The other direction – from institutional to retail – can be costly, as NGAM’s Servant points out. “In the US, if someone has created an institutional firm and wants to go into retail, this is big business and expensive,” he says. Firms might therefore need to find a company that already has this capability. 

This is the type of approach NGAM used to enter the US retail market in 2000 with the acquisition of Nvest for €2 billion. At that time, retail was a small part of NGAM’s business. The firm wanted to accelerate on retail while, at the same time, boosting its international business. In the US, the firm went from investing for defined benefit pension plans, to defined contribution investment, which led to a pick-up in retail investors. 

Since then, the firm has made further acquisitions in the US, including that of McDonnell Investment Management, a firm specialising in fixed income and the municipal bond sector, in 2012. NGAM has also expanded its distribution network to Canada recently with the acquisition of Nexgen and in Australia with a firm called Apostle, since renamed Natixis Australia.

What’s next?

The big-ticket deal of 2015 was the merger of Pioneer Investments, owned by Italian bank Unicredit, and Spanish bank Santander’s asset manager, Santander Asset Management. The deal was a long time in the making and the combined entity is said to be worth €5.5 billion, with total assets under management of approximately €400 billion.

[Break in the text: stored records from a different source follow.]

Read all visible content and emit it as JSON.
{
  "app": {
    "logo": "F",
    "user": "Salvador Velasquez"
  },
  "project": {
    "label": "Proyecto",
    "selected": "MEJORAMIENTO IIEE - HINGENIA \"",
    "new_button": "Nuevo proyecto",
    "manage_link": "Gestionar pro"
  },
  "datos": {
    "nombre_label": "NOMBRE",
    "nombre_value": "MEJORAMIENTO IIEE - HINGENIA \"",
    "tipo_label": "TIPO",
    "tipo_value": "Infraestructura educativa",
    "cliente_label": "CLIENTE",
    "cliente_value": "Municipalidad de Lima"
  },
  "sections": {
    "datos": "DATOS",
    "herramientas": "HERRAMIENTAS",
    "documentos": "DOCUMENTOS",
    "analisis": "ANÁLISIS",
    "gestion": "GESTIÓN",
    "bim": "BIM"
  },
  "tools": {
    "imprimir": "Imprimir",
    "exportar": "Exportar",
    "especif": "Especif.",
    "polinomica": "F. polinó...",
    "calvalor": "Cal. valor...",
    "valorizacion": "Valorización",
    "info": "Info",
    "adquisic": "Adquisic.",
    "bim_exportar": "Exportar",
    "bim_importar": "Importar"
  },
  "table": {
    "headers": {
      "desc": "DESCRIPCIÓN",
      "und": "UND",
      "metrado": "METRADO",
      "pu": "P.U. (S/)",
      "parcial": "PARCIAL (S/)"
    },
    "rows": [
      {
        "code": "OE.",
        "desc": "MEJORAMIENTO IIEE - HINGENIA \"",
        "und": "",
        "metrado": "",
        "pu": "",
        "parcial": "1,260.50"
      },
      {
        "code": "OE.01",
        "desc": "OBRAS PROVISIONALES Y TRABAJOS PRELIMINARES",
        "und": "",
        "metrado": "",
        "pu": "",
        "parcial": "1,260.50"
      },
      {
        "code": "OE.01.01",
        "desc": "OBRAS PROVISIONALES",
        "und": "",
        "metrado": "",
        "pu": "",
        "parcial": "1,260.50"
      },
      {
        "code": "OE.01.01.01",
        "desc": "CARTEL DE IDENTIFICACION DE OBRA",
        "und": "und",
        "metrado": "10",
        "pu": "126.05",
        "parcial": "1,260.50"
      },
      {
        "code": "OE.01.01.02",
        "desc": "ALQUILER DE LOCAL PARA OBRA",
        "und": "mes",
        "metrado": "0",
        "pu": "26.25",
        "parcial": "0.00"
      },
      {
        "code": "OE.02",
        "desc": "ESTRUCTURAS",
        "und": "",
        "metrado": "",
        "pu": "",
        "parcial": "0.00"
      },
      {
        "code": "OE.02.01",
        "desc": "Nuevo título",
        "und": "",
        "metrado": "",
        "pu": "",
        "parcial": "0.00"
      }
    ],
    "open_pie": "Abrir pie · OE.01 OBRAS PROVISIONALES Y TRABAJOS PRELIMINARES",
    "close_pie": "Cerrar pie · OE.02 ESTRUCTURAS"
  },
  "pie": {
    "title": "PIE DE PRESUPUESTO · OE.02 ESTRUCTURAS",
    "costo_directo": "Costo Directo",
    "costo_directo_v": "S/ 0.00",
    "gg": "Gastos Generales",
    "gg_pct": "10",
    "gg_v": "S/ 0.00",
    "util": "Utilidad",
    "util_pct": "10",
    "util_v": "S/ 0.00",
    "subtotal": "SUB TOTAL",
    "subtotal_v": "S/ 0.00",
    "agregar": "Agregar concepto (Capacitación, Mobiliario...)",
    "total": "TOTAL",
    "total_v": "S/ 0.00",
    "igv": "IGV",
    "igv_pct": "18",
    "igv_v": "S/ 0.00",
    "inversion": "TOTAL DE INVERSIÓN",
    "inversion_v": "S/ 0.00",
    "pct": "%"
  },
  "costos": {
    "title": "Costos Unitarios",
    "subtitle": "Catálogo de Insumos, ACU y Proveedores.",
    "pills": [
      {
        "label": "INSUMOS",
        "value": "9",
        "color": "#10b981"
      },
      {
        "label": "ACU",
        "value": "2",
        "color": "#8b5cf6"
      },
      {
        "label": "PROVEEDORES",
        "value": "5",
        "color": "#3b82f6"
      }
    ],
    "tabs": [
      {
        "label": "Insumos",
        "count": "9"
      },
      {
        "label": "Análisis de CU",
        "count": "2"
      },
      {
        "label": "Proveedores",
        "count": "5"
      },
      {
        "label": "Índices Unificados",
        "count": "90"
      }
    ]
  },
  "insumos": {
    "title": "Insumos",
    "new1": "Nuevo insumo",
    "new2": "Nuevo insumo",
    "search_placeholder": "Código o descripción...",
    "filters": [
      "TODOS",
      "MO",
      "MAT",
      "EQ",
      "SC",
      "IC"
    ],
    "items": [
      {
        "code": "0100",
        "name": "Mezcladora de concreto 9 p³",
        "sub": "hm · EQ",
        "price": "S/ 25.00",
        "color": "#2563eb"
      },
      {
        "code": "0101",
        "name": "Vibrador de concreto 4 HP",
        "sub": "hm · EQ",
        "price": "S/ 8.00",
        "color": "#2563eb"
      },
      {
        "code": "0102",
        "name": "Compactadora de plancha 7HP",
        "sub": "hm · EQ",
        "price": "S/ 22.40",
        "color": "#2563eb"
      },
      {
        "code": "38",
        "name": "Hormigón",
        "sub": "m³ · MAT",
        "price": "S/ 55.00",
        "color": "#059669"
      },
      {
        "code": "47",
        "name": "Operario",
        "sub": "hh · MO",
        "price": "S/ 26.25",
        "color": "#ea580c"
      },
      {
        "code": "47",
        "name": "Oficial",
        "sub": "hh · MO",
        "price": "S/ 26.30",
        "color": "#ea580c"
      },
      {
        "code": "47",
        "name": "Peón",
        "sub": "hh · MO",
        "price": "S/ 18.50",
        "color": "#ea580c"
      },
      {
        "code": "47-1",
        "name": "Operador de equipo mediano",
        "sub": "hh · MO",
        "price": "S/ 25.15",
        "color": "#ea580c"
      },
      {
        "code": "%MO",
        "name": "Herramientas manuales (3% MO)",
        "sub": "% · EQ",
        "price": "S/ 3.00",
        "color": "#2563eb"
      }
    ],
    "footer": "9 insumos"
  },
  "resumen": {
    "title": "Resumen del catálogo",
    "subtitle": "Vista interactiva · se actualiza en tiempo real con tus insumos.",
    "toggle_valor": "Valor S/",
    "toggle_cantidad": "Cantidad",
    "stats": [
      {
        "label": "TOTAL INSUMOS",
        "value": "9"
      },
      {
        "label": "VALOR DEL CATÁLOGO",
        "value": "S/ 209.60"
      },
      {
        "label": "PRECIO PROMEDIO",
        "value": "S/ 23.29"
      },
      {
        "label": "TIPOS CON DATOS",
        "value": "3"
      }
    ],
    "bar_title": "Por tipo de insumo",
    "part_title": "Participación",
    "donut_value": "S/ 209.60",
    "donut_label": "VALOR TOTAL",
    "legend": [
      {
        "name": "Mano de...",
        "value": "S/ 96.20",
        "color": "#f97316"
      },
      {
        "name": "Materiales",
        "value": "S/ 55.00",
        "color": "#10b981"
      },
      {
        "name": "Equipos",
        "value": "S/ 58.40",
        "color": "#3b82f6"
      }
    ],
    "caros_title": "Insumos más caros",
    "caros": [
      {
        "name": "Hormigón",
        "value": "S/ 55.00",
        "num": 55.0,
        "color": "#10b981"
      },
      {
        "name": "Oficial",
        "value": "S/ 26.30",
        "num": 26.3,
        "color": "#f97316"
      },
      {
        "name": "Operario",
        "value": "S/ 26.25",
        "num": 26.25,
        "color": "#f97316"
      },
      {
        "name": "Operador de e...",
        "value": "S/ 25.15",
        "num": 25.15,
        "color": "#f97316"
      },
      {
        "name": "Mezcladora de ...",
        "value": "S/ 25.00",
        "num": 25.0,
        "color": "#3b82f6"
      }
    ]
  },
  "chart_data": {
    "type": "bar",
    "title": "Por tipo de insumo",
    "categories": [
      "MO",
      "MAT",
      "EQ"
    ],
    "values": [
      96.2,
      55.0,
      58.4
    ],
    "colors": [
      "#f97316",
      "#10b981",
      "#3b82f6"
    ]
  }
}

Morningstar, which provides fund manager ratings, has said the new entity would benefit on three levels: scale, distribution and knowledge-sharing. 

In terms of distribution, the two firms complement each other: Santander has a strong presence in Latin America, Spain and the UK, while Pioneer is focused on Germany, Austria, Italy and the US, though there is some limited overlap.

One stumbling block involved overlap in investment strategies. Both firms have multi-asset funds and European equity strategies, so they needed to manage duplication. 

A deal that raised eyebrows in 2014 was Bank of Montreal’s £700 million (€971 million) acquisition of F&C Asset Management.

There was much speculation about the rebranding around the deal, which carried over to 2015, when the new business’s sales and distribution units were rebranded as BMO Global Asset Management.

The acquisition caused some fallout, as F&C lost a £14.5 billion mandate from insurance and pension provider Friends Life. The firm also lost its emerging markets team to Liontrust, and its UK mid-cap specialist Michael Ulrich to JO Hambro Capital Management. 

Other deals in the past two years have included Standard Life Investments’ acquisition of the investment management arm of Phoenix Group, Ignis Asset Management, for £390 million. This gave Standard Life an extra £59 billion of assets under management, adding to the Edinburgh-based firm’s £184.1 billion.   

As Bounie says, activity in M&A in asset management has been steady over the business cycle and the greatest level of activity is in the boutique space, rather then larger deals involving insurance and banked-owned asset managers. He does not expect activity to drop off soon.

Neither does Geraghty, who says the drivers for consolidation are here to stay. The emphasis on regulation, for instance, is pushing up business costs. 

Nonetheless, he does envision a period when the “crown jewels of boutiques” have all been sold off, to be followed by a second wave of M&A that focuses on less attractive boutiques.

Perhaps the boutique crown jewels will disappear for good in the M&A activity State Street has identified. If someone makes them an offer they can’t refuse, that is.